Breakfast with Ted Cruz: guns, Texas, and his political future

The Texas Senator's debate skills were on full display at a Monitor Breakfast as he waxed on about his home state's 'shifting political identity' and his plans to run for president again in 2024.

Michael Bonfigli/The Christian Science Monitor
Sen. Ted Cruz (R) of Texas speaks to reporters at a Monitor Breakfast at the St. Regis Hotel in Washington on Sept. 12, 2019.

Ted Cruz loves to debate. While at Princeton, the firebrand Republican senator from Texas won the North American debate championship, and in the GOP primary debates of 2015-16, he clearly relished the verbal thrust and parry – even when Donald Trump was calling him names.

So I was intrigued to have Senator Cruz speak at a Monitor Breakfast. Not that we reporters were there to debate him in his appearance last Thursday. We were there to get his take on things, push back on spin, and, we hoped, get a word in edgewise.

Mr. Cruz did not disappoint. He spoke in beautifully formed paragraphs, not an “um” or an “ah” to be found as he made his points. The challenge came when he would, um, filibuster. In our hour together, we didn’t get through many topics – mainly just gun control and the “purpling” of Texas.

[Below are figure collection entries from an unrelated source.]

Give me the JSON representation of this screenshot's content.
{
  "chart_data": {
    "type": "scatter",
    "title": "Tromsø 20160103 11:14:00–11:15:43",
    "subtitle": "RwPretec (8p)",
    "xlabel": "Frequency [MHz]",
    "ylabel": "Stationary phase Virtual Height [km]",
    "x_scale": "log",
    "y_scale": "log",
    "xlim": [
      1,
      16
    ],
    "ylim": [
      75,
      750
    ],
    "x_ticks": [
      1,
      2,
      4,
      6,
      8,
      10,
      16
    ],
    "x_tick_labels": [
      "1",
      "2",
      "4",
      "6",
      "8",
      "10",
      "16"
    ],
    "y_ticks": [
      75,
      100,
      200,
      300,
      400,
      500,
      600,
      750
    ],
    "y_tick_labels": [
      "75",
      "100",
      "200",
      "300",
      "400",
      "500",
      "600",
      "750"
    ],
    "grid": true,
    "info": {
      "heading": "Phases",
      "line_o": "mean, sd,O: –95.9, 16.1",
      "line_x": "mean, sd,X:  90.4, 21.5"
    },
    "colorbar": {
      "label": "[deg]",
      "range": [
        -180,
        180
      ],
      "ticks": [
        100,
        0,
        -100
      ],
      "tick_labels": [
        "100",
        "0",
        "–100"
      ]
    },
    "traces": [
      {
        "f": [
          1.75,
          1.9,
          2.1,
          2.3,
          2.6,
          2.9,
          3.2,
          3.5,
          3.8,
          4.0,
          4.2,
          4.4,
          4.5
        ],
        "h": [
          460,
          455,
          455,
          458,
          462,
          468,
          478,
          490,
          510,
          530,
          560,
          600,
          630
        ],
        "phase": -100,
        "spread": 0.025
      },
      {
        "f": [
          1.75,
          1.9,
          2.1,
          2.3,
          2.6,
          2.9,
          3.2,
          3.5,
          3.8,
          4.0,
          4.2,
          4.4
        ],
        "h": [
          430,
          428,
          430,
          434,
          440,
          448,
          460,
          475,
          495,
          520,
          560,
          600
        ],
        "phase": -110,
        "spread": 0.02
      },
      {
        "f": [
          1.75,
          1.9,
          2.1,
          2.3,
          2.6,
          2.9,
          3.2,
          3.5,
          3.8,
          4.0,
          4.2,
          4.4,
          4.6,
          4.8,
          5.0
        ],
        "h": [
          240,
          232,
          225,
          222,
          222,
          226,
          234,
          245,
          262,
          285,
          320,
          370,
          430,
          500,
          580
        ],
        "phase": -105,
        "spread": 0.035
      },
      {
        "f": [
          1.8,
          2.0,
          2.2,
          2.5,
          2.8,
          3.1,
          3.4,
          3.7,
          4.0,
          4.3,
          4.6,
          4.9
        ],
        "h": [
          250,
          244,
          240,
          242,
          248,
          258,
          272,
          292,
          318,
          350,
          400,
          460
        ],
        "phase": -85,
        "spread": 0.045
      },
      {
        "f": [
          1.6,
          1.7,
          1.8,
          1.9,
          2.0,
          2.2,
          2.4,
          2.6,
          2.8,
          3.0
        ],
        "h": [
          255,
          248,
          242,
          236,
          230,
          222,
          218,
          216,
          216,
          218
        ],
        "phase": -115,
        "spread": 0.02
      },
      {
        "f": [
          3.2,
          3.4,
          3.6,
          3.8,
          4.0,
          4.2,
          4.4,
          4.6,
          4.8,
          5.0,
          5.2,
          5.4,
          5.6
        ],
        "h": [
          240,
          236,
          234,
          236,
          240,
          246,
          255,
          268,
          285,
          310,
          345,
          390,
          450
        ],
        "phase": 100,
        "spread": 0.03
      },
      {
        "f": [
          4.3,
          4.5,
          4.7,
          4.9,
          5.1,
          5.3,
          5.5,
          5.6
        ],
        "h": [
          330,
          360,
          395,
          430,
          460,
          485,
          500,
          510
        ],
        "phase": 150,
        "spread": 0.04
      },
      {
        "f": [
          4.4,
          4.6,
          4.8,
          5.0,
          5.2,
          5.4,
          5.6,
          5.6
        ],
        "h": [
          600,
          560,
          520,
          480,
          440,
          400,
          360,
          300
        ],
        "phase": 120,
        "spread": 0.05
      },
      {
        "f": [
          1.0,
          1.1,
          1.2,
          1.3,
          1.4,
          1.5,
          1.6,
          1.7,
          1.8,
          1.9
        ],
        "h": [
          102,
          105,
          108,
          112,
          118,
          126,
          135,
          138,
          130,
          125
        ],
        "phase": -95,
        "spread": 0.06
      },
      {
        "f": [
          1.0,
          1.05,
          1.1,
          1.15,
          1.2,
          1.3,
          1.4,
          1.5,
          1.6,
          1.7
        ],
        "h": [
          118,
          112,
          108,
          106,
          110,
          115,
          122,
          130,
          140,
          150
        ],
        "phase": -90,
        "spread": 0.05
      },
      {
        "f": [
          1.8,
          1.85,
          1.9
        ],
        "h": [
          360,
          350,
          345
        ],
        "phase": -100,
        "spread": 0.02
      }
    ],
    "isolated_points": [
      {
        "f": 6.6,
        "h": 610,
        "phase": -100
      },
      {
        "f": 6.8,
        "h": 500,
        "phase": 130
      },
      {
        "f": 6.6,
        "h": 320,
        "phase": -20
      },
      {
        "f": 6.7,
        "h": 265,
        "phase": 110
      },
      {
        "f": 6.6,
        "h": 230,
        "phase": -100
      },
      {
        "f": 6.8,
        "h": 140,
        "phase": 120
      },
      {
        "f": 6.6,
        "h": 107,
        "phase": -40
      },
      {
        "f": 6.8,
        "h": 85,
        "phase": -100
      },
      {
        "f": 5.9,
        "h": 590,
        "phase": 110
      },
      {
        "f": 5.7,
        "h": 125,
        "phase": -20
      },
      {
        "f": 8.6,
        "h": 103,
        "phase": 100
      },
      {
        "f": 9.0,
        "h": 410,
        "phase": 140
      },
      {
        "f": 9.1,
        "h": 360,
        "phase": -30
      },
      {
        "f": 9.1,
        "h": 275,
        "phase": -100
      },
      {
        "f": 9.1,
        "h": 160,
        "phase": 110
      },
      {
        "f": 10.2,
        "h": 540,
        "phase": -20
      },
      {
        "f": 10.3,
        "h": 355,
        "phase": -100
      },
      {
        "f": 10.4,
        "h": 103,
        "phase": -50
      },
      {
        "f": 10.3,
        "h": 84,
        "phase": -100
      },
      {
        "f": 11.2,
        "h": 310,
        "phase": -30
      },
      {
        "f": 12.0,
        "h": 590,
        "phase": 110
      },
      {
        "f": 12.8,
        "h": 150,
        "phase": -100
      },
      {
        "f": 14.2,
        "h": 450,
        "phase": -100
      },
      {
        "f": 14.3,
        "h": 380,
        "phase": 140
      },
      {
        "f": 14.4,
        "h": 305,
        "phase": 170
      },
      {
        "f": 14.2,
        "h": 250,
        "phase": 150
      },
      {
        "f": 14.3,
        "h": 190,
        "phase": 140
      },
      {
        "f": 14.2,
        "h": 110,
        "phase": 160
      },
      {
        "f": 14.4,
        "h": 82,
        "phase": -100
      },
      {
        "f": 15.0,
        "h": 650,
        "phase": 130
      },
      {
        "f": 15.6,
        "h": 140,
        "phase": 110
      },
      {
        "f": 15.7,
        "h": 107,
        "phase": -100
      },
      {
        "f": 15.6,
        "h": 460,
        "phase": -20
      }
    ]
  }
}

But Mr. Cruz did make news. He rejected the letter released that morning by 145 CEOs urging Senate action on gun violence, as The Hill newspaper highlighted. He acknowledged that once-deep-red Texas is now an electoral battleground, declaring that if President Trump loses the Lone Star State next year, it’s “game over.” Monitor reporter Henry Gass incorporated Cruz comments into his story on Texas’s shifting political identity.

After the breakfast, I asked the senator if he’ll try for the presidency in 2024. His answer came as no surprise: “I hope to run again.” That was the headline on my breakfast report.

Mr. Cruz also reminded us of his flair for PR. He’s been publicly feuding with Chicago Mayor Lori Lightfoot over that city’s gun violence, and called her proposal that he come visit an invitation to a “political circus.” He mentioned that two days earlier, he had live-streamed a meeting on guns with actress and liberal activist Alyssa Milano, which he praised for its civility. He joked about his impending one-on-one basketball match with Democratic presidential candidate Andrew Yang.

“I’m pretty sure he’s taller than I am,” Mr. Cruz quipped.

All of these interactions began as Twitter exchanges, a sign that he’s learned a thing or two from the man who vanquished him in 2016 – and who now calls him “Beautiful Ted,” not “Lyin’ Ted.”

C-SPAN wasn’t able to record our Cruz breakfast, but the audio is available here. CNN did tape the event, and a clip appeared on Chicago TV that night.

Our next breakfast is Oct. 16, featuring Ken Cuccinelli, head of the U.S. Customs and Immigration Services agency.